Lock support for SSO up behind a paywall, not the actual feature.

What do you do when the customer locks themselves out? We have a good reputation for support so suddenly throwing up “sorry, no” will tank that.

This still doesn’t override positioning. Companies can make more money by charging more money for it, so they do.

"Your issue is coming from a misconfigured SSO. We disabled SSO on your account, you can login with the standard password reset flow. You can reenable SSO once you have fixed the issue."
And when you have to unlock it for the fifth time? This is looking like a shit product and shit customer support.
Azure AD or whatever they are calling is now isn't even fully SAML 2.0 compliant, so of course it generates support calls. Then the answer from MS support is "use this workaround" and now your implementation is locked into Microsoft's implementation.

Sound familiar?

Thank you for explaining this so succinctly!

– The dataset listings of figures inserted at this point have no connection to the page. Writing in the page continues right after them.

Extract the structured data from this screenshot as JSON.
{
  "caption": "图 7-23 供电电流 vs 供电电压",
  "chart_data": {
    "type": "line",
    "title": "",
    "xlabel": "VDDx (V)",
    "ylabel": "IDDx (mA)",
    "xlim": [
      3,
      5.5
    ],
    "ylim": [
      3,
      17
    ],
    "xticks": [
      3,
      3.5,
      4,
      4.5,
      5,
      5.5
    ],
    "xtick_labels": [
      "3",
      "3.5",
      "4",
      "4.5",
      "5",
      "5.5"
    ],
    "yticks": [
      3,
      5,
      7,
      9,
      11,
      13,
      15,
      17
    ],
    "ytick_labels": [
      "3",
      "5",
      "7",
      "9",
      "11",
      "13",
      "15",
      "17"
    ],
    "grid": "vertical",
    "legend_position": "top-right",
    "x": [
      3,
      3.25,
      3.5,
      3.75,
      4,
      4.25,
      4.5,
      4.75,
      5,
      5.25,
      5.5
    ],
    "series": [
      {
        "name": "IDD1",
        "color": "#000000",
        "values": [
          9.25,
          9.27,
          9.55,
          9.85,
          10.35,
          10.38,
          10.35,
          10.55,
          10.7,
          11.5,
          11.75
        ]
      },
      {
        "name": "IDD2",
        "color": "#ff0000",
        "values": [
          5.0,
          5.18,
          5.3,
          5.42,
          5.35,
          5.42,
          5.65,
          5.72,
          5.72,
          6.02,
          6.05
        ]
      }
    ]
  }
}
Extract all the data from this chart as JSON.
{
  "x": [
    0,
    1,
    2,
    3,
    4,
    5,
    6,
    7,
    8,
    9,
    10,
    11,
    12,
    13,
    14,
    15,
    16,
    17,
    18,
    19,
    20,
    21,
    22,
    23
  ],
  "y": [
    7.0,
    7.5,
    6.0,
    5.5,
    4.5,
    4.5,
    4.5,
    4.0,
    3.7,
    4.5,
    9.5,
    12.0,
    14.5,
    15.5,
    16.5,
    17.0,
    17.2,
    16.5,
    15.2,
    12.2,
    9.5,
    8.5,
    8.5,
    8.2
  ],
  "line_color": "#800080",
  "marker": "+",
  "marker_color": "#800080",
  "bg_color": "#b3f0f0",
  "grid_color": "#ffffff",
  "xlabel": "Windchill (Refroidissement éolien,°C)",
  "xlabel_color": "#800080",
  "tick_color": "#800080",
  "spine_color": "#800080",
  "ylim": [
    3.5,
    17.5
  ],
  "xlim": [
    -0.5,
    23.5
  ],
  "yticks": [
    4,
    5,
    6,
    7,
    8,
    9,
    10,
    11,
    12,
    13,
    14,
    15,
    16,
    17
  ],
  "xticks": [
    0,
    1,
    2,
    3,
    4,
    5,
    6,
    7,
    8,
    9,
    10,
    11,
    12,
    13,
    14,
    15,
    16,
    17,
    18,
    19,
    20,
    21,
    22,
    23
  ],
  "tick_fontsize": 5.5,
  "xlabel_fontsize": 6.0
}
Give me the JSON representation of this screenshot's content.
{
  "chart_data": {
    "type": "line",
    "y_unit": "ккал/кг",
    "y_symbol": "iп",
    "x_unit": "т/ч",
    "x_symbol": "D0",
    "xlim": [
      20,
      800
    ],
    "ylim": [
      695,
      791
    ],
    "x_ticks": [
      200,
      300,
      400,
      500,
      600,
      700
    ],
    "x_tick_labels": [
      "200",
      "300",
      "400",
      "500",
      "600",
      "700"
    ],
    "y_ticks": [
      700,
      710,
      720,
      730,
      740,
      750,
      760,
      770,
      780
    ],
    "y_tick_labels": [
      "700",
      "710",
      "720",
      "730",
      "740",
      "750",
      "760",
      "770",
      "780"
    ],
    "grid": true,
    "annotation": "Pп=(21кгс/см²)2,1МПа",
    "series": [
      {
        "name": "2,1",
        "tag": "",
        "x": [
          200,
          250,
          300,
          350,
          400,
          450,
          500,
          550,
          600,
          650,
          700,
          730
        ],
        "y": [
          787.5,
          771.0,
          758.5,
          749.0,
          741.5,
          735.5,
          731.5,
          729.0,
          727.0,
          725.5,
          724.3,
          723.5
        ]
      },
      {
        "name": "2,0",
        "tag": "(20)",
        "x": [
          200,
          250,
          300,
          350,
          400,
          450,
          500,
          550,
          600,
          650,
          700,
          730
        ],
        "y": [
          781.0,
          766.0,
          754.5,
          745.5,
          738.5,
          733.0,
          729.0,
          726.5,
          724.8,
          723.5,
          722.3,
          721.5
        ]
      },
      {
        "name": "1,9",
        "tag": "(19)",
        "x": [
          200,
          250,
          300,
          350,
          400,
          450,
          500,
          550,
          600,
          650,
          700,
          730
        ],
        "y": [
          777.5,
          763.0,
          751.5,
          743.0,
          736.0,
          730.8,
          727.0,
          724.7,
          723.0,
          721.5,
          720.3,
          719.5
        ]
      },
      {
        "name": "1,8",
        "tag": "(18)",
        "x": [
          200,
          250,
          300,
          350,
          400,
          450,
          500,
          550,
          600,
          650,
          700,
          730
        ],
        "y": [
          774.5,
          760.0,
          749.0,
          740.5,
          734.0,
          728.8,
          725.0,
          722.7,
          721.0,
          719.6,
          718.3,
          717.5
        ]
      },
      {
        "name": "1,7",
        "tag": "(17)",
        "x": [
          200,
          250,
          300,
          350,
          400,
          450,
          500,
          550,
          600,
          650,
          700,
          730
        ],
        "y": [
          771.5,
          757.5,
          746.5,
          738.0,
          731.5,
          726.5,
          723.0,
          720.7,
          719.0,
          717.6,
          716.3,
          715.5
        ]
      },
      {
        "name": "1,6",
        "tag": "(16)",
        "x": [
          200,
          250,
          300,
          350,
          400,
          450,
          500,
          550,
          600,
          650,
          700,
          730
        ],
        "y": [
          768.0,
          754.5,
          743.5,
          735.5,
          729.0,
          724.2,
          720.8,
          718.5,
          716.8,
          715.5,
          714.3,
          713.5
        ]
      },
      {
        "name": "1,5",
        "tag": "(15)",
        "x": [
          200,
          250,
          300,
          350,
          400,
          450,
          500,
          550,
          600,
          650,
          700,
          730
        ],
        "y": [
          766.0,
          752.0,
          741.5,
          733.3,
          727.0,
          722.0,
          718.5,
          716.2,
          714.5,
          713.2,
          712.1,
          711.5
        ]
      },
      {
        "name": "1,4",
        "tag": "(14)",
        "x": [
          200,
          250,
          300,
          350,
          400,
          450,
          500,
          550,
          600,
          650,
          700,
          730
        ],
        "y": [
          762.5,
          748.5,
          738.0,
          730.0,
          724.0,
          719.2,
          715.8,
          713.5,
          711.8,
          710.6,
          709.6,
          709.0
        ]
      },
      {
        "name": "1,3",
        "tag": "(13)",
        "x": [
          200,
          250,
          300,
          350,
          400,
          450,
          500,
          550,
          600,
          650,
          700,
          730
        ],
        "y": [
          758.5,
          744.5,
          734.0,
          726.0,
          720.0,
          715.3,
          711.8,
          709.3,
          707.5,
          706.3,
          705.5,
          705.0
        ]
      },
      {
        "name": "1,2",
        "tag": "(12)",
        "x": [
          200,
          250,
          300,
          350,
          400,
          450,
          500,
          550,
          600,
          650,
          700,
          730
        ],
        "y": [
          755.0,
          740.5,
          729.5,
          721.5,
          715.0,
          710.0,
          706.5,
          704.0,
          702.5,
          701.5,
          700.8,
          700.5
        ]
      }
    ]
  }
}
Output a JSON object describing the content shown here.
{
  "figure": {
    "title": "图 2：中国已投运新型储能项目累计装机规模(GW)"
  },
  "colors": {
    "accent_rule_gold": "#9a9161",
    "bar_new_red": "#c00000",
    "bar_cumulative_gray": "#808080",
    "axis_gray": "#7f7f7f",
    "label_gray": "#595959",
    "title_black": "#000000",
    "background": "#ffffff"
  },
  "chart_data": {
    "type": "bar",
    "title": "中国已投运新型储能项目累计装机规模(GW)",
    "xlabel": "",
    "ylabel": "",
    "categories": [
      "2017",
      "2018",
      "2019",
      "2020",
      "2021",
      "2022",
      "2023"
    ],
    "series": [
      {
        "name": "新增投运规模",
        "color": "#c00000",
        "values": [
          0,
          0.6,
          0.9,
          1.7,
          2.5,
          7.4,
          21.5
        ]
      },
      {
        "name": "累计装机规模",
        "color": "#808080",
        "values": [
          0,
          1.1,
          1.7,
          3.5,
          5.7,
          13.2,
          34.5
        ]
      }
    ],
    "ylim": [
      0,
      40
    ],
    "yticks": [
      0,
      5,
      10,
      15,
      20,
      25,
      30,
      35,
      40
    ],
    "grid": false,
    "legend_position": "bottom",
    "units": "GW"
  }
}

People just don't seem to understand that to do SSO properly and securely for your app it costs decent money and support time. Regardless of if you roll your own or buy 3rd party (recommended). We do include SSO by default but we really only sell to enterprises and the price is baked in. A lot startups won't have that luxury.

> Until SSO is as plug n play for users as Google Sign-in

I noticed that Slack offers "OAuth with Google" for their Pro plan (lowest paid tier) but SAML SSO requires the more expensive Business+ plan.

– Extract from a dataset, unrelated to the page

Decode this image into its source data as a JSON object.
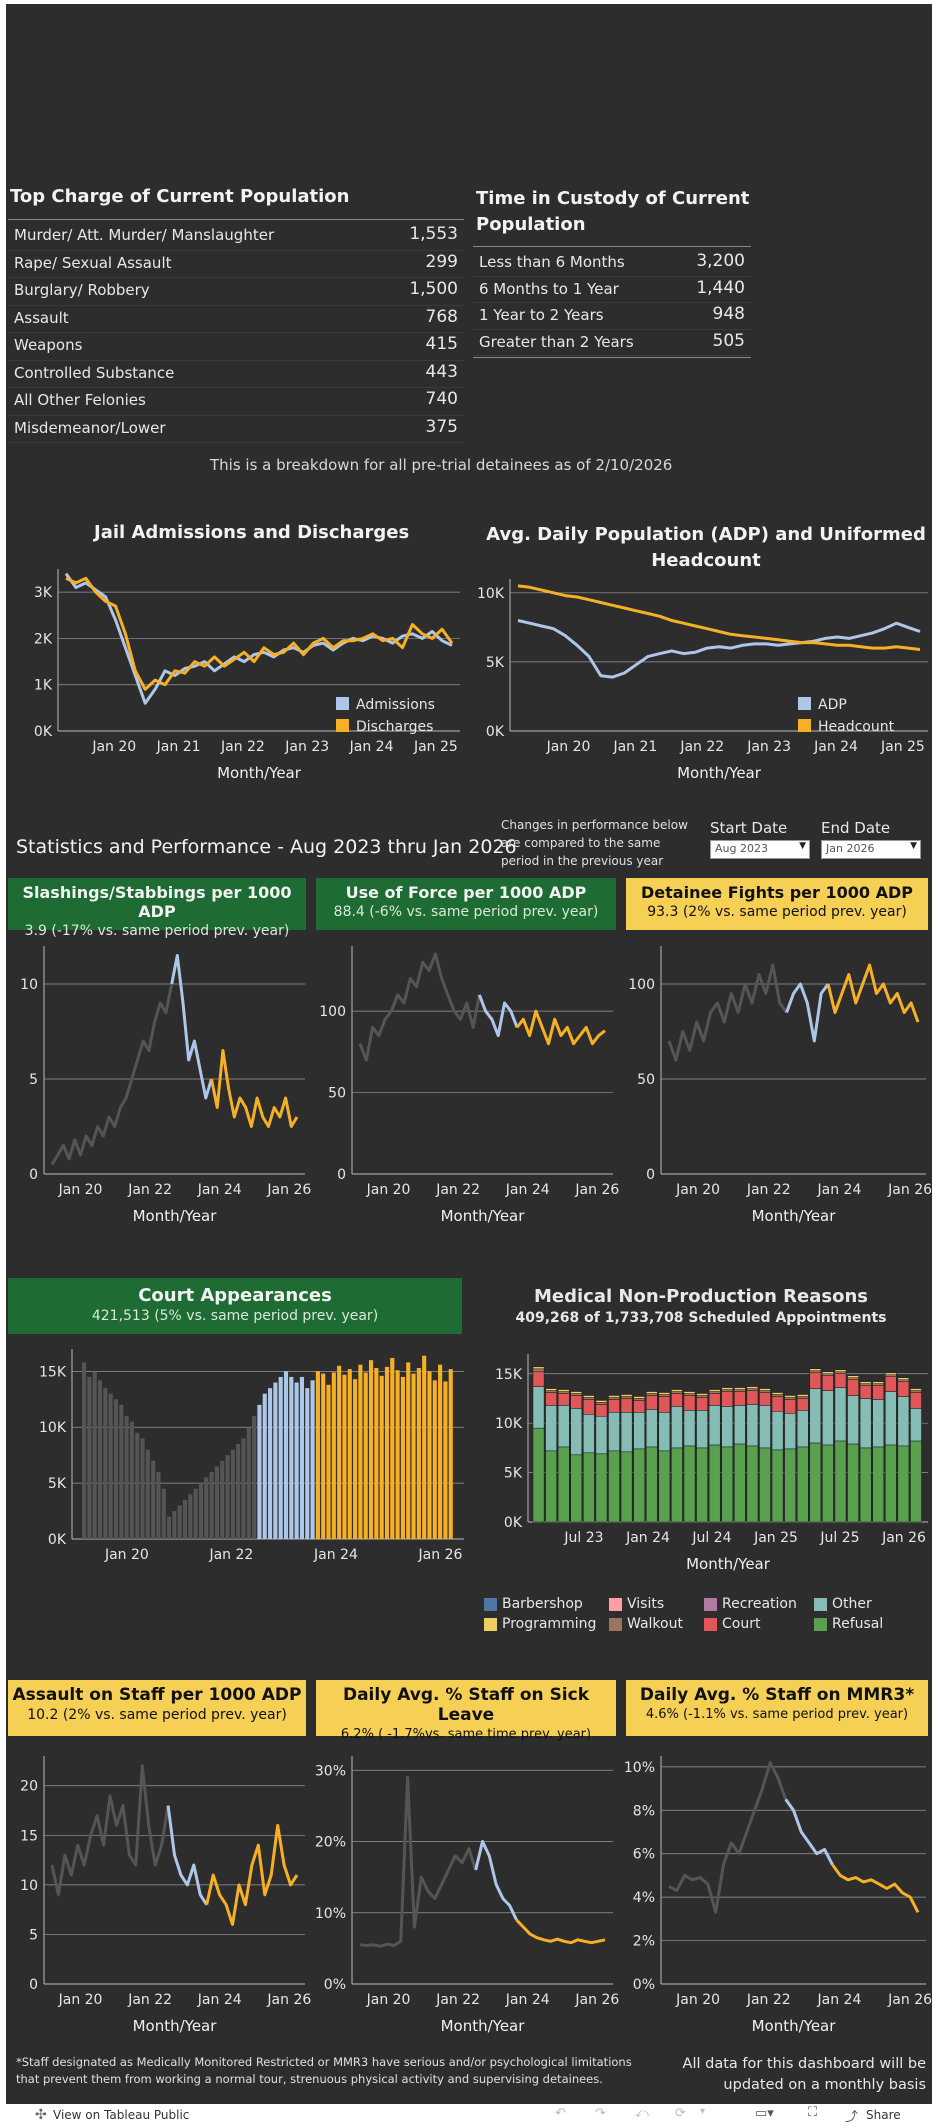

Would it make sense to allow everyone to use the "easy" SSO and require higher payment for stuff that's complicated and easy to screw up?

SAML is way more of a beast to configure and maintain compared to any oauth-based flow. One reason is just that SAML is more complex, because it does a great many different things for many different use cases. The other reason is that setting up SAML requires humans to coordinate the trust setup and key exchange between the IDP and Relying Party. For typical setups, oauth is pretty much self-serve, but where I worked setting up a new SAML customer required a senior engineer to personally handle it every time.
That’s exactly what everyone does. Most even put Google Sign-in into their free plans because it’s a great way to increase sign-ups.

The main benefit of SAML comes from the permission management and standardisation across systems. Its also what starts to make it complex beyond just writing the code.

> it’s seen as an enterprise product

Seen? SMBs need to be SOC2 (et al., such as PCI-DSS or HIPAA), and the requirement of controlling all accounts’ permissions at all times is often fulfilled with SSO. How else would you “reset the user’s password after 3 attempts” if the attacker can try the password 3 times on… all of your intranet websites? let alone on Cloud products.

SOC2 is indeed seen as an enterprise feature, but giving access to SMBs strengthens the global security landscape.

> SOC2 is indeed seen as an enterprise feature

Then charge your customer for it.

> but giving access to SMBs strengthens the global security landscape.

How does giving away an expensive-to-support feature “strengthen the landscape?”